И хоть это не было в его духе, он пересказал тот сон, который начался с высадки в таинственном порту, закончился крестьянами-светоробами и с тех пор не давал ему покоя. Он сообщил сведения о своем американском друге Петере Шмидте и все еще хриплым, лающим голосом заявил, что тот послал ему навстречу свое астральное тело и таким образом приветствовал его в самом сердце Атлантики. Он рассказал о «fourteen hundred and ninety two», о каравелле Колумба «Санта-Мария», но больше всего о встрече с Расмуссеном в образе старого лавочника. Он подробнейшим образом описал костюм Расмуссена, модель старинного корабля в витрине лавки и саму эту лавчонку, а также упомянул гомон и щебет овсянок. Потом он достал записную книжку и прочел слова, произнесенные в этом сне диковинным старьевщиком: «Двадцать четвертого января тринадцать минут второго я испустил дух».
— Так ли это было в самом деле, — заключил Фридрих, — я когда-нибудь узнаю. Одно, во всяком случае, не подлежит сомнению: если в этом сне не замешана пустая игра фантазии, то, значит, душа моя коснулась потустороннего мира и я был предупрежден о будущей катастрофе.
Перед тем как маленькая семья «Гамбурга» поднялась из-за стола, все еще раз по-особому серьезно и торжественно подняли бокалы.

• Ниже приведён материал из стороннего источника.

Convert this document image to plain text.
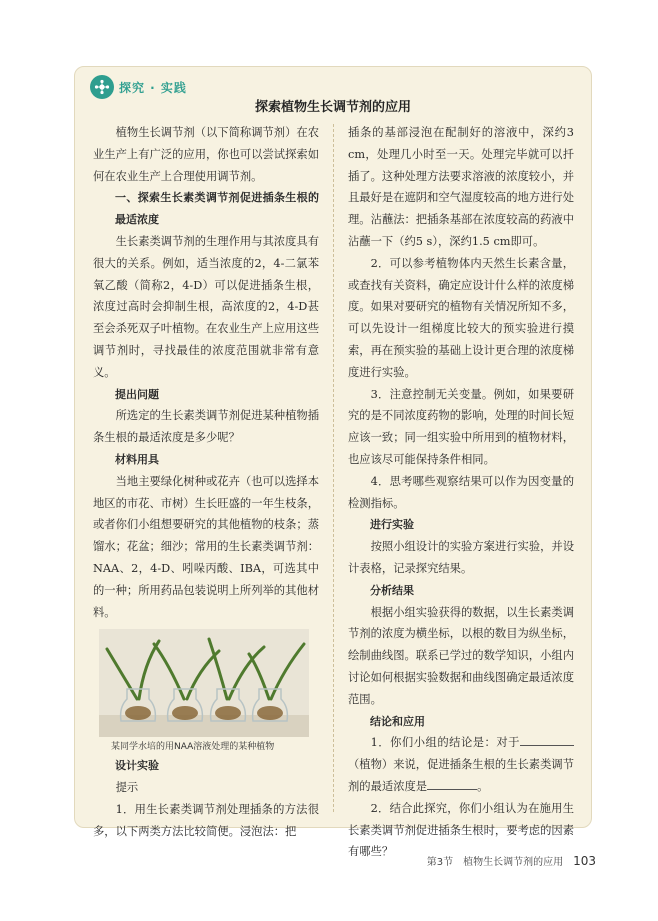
探究 · 实践
探索植物生长调节剂的应用

植物生长调节剂（以下简称调节剂）在农业生产上有广泛的应用，你也可以尝试探索如何在农业生产上合理使用调节剂。

一、探索生长素类调节剂促进插条生根的最适浓度

生长素类调节剂的生理作用与其浓度具有很大的关系。例如，适当浓度的2，4-二氯苯氧乙酸（简称2，4-D）可以促进插条生根，浓度过高时会抑制生根，高浓度的2，4-D甚至会杀死双子叶植物。在农业生产上应用这些调节剂时，寻找最佳的浓度范围就非常有意义。

提出问题

所选定的生长素类调节剂促进某种植物插条生根的最适浓度是多少呢？

材料用具

当地主要绿化树种或花卉（也可以选择本地区的市花、市树）生长旺盛的一年生枝条，或者你们小组想要研究的其他植物的枝条；蒸馏水；花盆；细沙；常用的生长素类调节剂：NAA、2，4-D、吲哚丙酸、IBA，可选其中的一种；所用药品包装说明上所列举的其他材料。

某同学水培的用NAA溶液处理的某种植物

设计实验

提示

1．用生长素类调节剂处理插条的方法很多，以下两类方法比较简便。浸泡法：把

插条的基部浸泡在配制好的溶液中，深约3 cm，处理几小时至一天。处理完毕就可以扦插了。这种处理方法要求溶液的浓度较小，并且最好是在遮阴和空气湿度较高的地方进行处理。沾蘸法：把插条基部在浓度较高的药液中沾蘸一下（约5 s），深约1.5 cm即可。

2．可以参考植物体内天然生长素含量，或查找有关资料，确定应设计什么样的浓度梯度。如果对要研究的植物有关情况所知不多，可以先设计一组梯度比较大的预实验进行摸索，再在预实验的基础上设计更合理的浓度梯度进行实验。

3．注意控制无关变量。例如，如果要研究的是不同浓度药物的影响，处理的时间长短应该一致；同一组实验中所用到的植物材料，也应该尽可能保持条件相同。

4．思考哪些观察结果可以作为因变量的检测指标。

进行实验

按照小组设计的实验方案进行实验，并设计表格，记录探究结果。

分析结果

根据小组实验获得的数据，以生长素类调节剂的浓度为横坐标，以根的数目为纵坐标，绘制曲线图。联系已学过的数学知识，小组内讨论如何根据实验数据和曲线图确定最适浓度范围。

结论和应用

1．你们小组的结论是：对于（植物）来说，促进插条生根的生长素类调节剂的最适浓度是	。

2．结合此探究，你们小组认为在施用生长素类调节剂促进插条生根时，要考虑的因素有哪些？

第3节　植物生长调节剂的应用 103
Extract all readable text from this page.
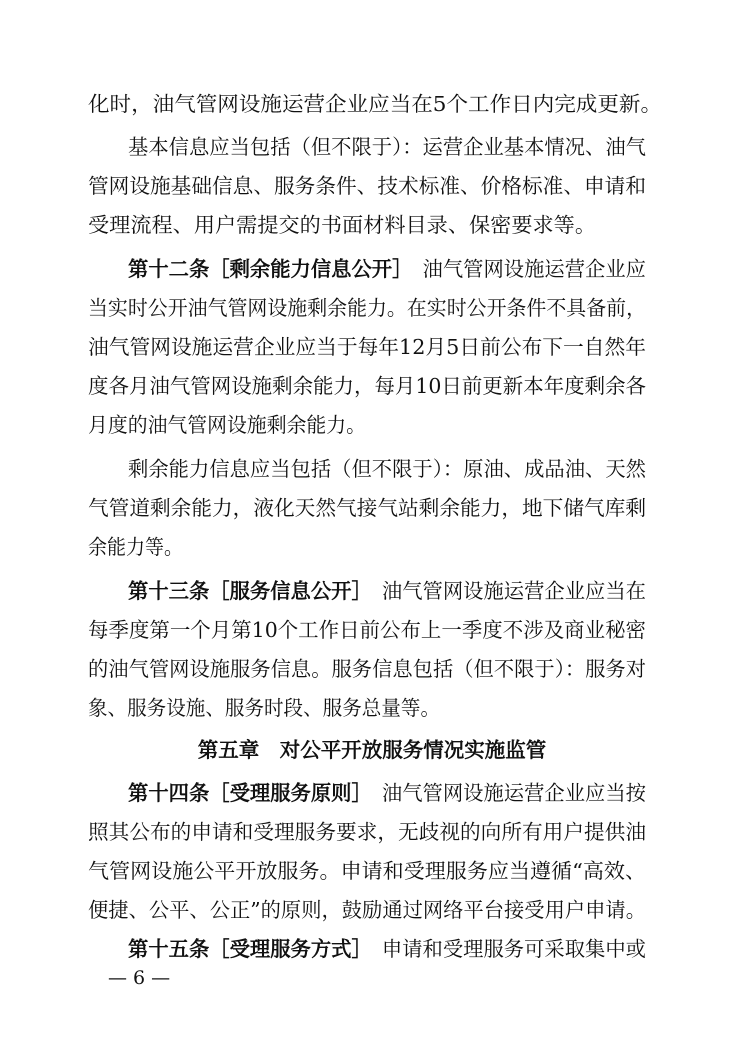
化时，油气管网设施运营企业应当在5个工作日内完成更新。
基本信息应当包括（但不限于）：运营企业基本情况、油气
管网设施基础信息、服务条件、技术标准、价格标准、申请和
受理流程、用户需提交的书面材料目录、保密要求等。
第十二条［剩余能力信息公开］　油气管网设施运营企业应
当实时公开油气管网设施剩余能力。在实时公开条件不具备前，
油气管网设施运营企业应当于每年12月5日前公布下一自然年
度各月油气管网设施剩余能力，每月10日前更新本年度剩余各
月度的油气管网设施剩余能力。
剩余能力信息应当包括（但不限于）：原油、成品油、天然
气管道剩余能力，液化天然气接气站剩余能力，地下储气库剩
余能力等。
第十三条［服务信息公开］　油气管网设施运营企业应当在
每季度第一个月第10个工作日前公布上一季度不涉及商业秘密
的油气管网设施服务信息。服务信息包括（但不限于）：服务对
象、服务设施、服务时段、服务总量等。
第五章　对公平开放服务情况实施监管
第十四条［受理服务原则］　油气管网设施运营企业应当按
照其公布的申请和受理服务要求，无歧视的向所有用户提供油
气管网设施公平开放服务。申请和受理服务应当遵循“高效、
便捷、公平、公正”的原则，鼓励通过网络平台接受用户申请。
第十五条［受理服务方式］　申请和受理服务可采取集中或
— 6 —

В эту ночь Фридрих проспал одиннадцать часов. Доктор Вильгельм взял на себя ночную заботу о больных. В тесную каюту Фридриха проникали лучи яркого солнца, а сквозь шторку красного дерева, заменявшую дверь, были слышны спокойные голоса да приветливое позвякивание чашек и тарелок. Фридрих все забыл, ему казалось, что он еще находится на борту экспресса «Роланд», но он никак не мог взять в толк, почему в его каюте произошли такие разительные перемены. Не переставая удивляться, он постучал по шторке, находившейся так близко от койки, и в следующее же мгновение над ним склонилось посвежевшее, с явными признаками отдохновения лицо доктора Вильгельма. Все больные, за исключением палубной пассажирки «Роланда», сказал врач, провели ночь спокойно. Он продолжал давать коллеге клинический отчет и уже почти закончил его, как вдруг заметил, что тот лишь теперь начал понимать, где он находится и в какой постели провел ночь. Вильгельм даже засмеялся и напомнил Фридриху о некоторых событиях последнего времени. Фридрих вскочил, обхватив руками голову. Он сказал:
— Голова кругом идет от такого хаоса! Дикая путаница!
А через короткое время он сидел с доктором Вильгельмом за завтраком, ел и пил, но ни звука о катастрофе произнесено не было. Ингигерд Хальштрём пробудилась и заснула снова. Парикмахер, фельдшер и матрос в одном лице — его звали Флите — замкнул дверь ее каюты. Безрукий Артур Штосс лежал при открытой двери, был в наилучшем настроении, без конца шутил, а в это время верный Бульке кормил своего хозяина завтраком, что-то вливая ему в рот, а что-то всовывая между пальцами ног. Был слышен фальцет Штосса, причем все пережитое превратилось в его речи в цепь комических ситуаций. Прибегая к отборным проклятиям, артист говорил, что теперь уж он вряд ли прибудет в Нью-Йорк к сроку, оговоренному в контракте, из-за чего потеряет по меньшей мере сотни две английских фунтов. К тому же на хорошем английском языке он посылал проклятия всей Ганзе, а особенно «Гамбургу», этой жалкой бочке с селедкой, делающей никак не больше десяти узлов.